Dr. Grant calculated that 85,000 fewer cases of cancer and 30,000 fewer cancer deaths would occur each year if everyone got as much sun as people living in the Southwest.
The same applies to autoimmune diseases like multiple sclerosis, rheumatoid arthritis and Type 1 diabetes, which is usually diagnosed in children and young adults.
Dr. Holick, meanwhile, has found that exposing people with high blood pressure to UVB rays in a tanning salon lowers their blood pressure readings about as much as a drug will. He also found that increasing vitamin D improved the heart's pumping ability and reduced cardiac strain.
Safe in the Sun
How much vitamin D is enough? Although the official recommended amount ranges from 200 international units for infants to 600 for the elderly, Dr. Holick and other experts say 1,000 units a day are needed, an amount few people consume through foods or supplements. Sunshine must fill in the gap.
''Between 90 percent and 95 percent of most people's vitamin D comes from casual exposure to sunlight,'' Dr.

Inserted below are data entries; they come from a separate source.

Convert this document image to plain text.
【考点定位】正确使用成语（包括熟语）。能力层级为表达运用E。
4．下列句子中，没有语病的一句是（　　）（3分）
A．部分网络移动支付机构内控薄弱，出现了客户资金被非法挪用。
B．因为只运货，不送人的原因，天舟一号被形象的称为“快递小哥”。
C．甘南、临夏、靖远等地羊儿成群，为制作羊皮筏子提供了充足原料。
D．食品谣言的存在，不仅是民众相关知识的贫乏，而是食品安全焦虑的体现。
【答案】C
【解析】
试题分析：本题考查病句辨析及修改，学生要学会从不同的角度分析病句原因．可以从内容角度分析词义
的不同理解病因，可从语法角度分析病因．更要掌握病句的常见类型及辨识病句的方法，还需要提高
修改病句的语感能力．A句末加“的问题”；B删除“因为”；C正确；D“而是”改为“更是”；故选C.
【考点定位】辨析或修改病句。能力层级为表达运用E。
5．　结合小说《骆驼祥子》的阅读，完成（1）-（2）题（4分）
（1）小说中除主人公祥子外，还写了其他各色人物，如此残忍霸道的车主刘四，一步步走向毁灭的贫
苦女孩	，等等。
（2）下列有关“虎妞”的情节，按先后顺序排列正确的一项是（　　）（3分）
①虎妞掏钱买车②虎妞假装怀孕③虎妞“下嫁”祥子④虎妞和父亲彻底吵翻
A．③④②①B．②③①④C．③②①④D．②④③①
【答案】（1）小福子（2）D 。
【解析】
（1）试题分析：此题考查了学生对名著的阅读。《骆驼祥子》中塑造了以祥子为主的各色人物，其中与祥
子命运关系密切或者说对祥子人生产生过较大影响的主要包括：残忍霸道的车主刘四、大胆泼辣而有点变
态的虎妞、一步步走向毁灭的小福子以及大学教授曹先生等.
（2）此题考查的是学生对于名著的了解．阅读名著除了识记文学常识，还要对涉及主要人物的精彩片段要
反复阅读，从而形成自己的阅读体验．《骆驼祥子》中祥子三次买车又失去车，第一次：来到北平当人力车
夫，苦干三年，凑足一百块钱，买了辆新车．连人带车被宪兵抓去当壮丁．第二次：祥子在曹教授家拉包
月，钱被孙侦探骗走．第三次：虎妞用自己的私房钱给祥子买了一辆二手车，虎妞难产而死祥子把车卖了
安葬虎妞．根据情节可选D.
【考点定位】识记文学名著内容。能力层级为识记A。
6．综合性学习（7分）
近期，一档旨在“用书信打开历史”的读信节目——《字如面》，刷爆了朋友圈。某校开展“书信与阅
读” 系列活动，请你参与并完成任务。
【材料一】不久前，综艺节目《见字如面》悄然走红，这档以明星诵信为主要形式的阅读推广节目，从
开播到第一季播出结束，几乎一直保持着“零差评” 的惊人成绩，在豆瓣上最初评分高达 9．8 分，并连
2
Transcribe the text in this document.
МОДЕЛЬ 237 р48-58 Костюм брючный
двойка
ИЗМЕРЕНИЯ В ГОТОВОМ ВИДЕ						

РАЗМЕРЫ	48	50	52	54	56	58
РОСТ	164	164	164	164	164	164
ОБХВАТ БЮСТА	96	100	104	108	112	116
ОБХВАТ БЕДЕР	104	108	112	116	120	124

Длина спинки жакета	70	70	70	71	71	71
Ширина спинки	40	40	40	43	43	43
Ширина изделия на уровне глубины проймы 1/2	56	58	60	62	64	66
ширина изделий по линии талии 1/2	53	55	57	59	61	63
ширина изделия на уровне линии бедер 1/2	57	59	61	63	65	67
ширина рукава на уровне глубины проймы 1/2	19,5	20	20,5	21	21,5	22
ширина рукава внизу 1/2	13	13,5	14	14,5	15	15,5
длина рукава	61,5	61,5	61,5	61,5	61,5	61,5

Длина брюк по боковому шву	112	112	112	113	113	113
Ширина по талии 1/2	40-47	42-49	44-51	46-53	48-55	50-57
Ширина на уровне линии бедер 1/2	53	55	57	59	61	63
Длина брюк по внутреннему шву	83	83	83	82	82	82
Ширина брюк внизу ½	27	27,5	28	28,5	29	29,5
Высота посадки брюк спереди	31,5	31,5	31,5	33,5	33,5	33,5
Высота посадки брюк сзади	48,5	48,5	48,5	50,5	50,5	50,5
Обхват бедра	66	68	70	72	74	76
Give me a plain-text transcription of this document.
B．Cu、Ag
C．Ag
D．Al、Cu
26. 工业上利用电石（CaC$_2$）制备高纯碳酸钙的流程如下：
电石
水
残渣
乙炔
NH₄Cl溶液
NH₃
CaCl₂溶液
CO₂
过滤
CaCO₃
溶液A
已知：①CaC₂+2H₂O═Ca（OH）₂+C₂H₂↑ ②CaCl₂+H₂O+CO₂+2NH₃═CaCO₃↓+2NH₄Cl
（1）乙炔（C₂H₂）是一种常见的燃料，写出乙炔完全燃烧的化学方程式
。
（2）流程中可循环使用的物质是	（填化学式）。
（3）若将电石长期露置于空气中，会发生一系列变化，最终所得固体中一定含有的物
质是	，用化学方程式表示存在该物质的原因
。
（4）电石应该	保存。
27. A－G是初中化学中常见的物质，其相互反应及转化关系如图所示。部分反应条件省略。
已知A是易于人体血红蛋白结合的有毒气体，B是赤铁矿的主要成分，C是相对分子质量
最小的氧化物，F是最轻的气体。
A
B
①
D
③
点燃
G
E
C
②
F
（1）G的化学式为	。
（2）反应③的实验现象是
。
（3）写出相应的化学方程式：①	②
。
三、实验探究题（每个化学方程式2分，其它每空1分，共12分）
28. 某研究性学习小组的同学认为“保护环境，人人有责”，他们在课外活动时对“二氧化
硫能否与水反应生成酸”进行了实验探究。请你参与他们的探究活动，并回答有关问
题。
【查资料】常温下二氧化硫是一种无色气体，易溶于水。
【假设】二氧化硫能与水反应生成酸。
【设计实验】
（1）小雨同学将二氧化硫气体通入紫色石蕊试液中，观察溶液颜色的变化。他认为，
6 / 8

Holick said. He does not advocate tanning. Rather, he proposes exposing unprotected skin to sunlight for a matter of minutes, with the recommended time determined by a person's skin type, the time of year, the time of day and the latitude.
He suggests figuring out how long it takes for one's skin to turn pink in the sun (not burned, just pink) and then exposing a quarter of one's body (e.g., hands, arms and face or, if not the face, then the arms and legs) to the sun for one quarter of that time. After that, if a person plans to remain outdoors, the advice is to cover up or apply sunscreen that blocks both UVA and UVB rays.
For example, a person with Skin Type 2 (characteristic of most Caucasians) that burns easily and hardly tans who lives in the northern half of the country might expose a quarter of the body surface to the sun for 5 to 10 minutes a day between 11 a.m. and 3 p.m. during the next five months to build up enough vitamin D to last through the winter.